Java should be seriously considered as a ecommerce technology as it scales much better than proprietary languages.


 7:00 pm on Nov 17, 2003 (gmt 0)

Would You Ever Use A Java Applet Cart?

No way. even online banks that where about the only people are getting rid of this.


Basically you have to download the whole application from the server to the workstation and then run the software on your workstation. It might work, (Java: write once, debug everywhere) but why take the chances?

If you use PHP, ASP, CFM or Java Server pages / Java servlets all your customers need is a browser that can display a basic HTML page.

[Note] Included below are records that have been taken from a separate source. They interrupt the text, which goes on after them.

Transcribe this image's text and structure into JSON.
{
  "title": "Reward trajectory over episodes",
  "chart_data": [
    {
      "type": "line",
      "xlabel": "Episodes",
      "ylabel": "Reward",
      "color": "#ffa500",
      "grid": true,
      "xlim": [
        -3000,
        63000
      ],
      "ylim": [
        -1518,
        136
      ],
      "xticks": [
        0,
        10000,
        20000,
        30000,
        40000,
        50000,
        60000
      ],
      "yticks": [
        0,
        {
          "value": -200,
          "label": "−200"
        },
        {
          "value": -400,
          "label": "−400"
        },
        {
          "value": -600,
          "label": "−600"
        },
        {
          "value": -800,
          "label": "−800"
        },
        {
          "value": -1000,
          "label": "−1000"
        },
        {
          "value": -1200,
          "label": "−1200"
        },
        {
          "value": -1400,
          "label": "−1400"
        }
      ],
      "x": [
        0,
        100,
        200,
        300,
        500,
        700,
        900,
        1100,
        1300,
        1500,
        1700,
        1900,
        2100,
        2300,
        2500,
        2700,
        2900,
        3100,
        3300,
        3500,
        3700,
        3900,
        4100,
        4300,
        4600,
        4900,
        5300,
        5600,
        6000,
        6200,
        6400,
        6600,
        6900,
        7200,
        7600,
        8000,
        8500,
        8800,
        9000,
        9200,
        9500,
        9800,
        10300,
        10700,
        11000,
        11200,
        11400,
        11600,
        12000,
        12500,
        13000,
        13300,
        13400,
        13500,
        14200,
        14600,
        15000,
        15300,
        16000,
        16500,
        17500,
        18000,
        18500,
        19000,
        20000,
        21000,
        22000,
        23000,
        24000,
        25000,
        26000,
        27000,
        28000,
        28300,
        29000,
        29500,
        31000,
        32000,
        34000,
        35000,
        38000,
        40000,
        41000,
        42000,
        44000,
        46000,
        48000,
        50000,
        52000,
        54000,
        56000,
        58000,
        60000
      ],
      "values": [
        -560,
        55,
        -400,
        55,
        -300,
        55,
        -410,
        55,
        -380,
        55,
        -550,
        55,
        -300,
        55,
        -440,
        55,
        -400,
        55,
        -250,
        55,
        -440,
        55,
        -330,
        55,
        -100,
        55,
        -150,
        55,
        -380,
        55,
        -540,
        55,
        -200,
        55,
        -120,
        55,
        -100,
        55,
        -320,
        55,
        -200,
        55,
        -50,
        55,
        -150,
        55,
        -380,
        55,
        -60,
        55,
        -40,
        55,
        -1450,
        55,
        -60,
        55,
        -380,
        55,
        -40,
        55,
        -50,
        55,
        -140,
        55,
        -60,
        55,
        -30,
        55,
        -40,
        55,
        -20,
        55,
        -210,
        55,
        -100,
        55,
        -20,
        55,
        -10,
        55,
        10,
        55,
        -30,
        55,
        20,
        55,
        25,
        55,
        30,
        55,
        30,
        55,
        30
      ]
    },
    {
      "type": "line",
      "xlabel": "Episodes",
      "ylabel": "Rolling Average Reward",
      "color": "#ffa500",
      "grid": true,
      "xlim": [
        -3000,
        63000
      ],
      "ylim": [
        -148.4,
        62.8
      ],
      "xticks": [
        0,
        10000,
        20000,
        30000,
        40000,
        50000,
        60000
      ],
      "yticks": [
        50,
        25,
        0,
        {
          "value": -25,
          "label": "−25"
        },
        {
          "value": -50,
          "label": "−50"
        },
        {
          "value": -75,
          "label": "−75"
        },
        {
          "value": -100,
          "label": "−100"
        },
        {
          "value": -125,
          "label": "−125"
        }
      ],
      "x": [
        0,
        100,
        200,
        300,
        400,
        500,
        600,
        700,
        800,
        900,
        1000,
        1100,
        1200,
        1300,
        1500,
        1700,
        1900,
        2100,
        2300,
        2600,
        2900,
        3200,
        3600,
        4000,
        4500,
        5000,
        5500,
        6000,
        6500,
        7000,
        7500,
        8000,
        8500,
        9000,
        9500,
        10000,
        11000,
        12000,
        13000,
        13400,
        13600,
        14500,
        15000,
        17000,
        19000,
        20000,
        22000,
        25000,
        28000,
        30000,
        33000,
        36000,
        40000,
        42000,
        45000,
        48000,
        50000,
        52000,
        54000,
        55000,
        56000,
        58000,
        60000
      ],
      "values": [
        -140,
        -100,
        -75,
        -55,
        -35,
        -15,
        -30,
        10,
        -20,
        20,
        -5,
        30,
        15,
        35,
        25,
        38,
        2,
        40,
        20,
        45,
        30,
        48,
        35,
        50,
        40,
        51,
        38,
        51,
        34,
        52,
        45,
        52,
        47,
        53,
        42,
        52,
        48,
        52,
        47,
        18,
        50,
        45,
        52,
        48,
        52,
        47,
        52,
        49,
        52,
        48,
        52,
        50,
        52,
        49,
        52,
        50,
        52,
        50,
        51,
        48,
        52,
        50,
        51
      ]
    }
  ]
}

Add anything on top (Javascript or Java) and you might get problems.

Sun itself very soon realized that for the broad market java appleets where a non-starter, so they introduced servlets and JSP to handle the work on the server.


 7:02 pm on Nov 17, 2003 (gmt 0)

Never. (note that you can have a Java cart without it being an applet, it can be servlets, and that's fine but usually expensive).

Bruce Townsend

 9:57 am on Nov 18, 2003 (gmt 0)

The problem in a nutshell is the impact of functionality on applet size. The more functionality, the bigger the applet and the longer it takes to download. A half decent cart would be abandoned by most shoppers before it has even finished downloading. One that is simple enough to download quickly will be abandoned as soon as they see how primitive it is.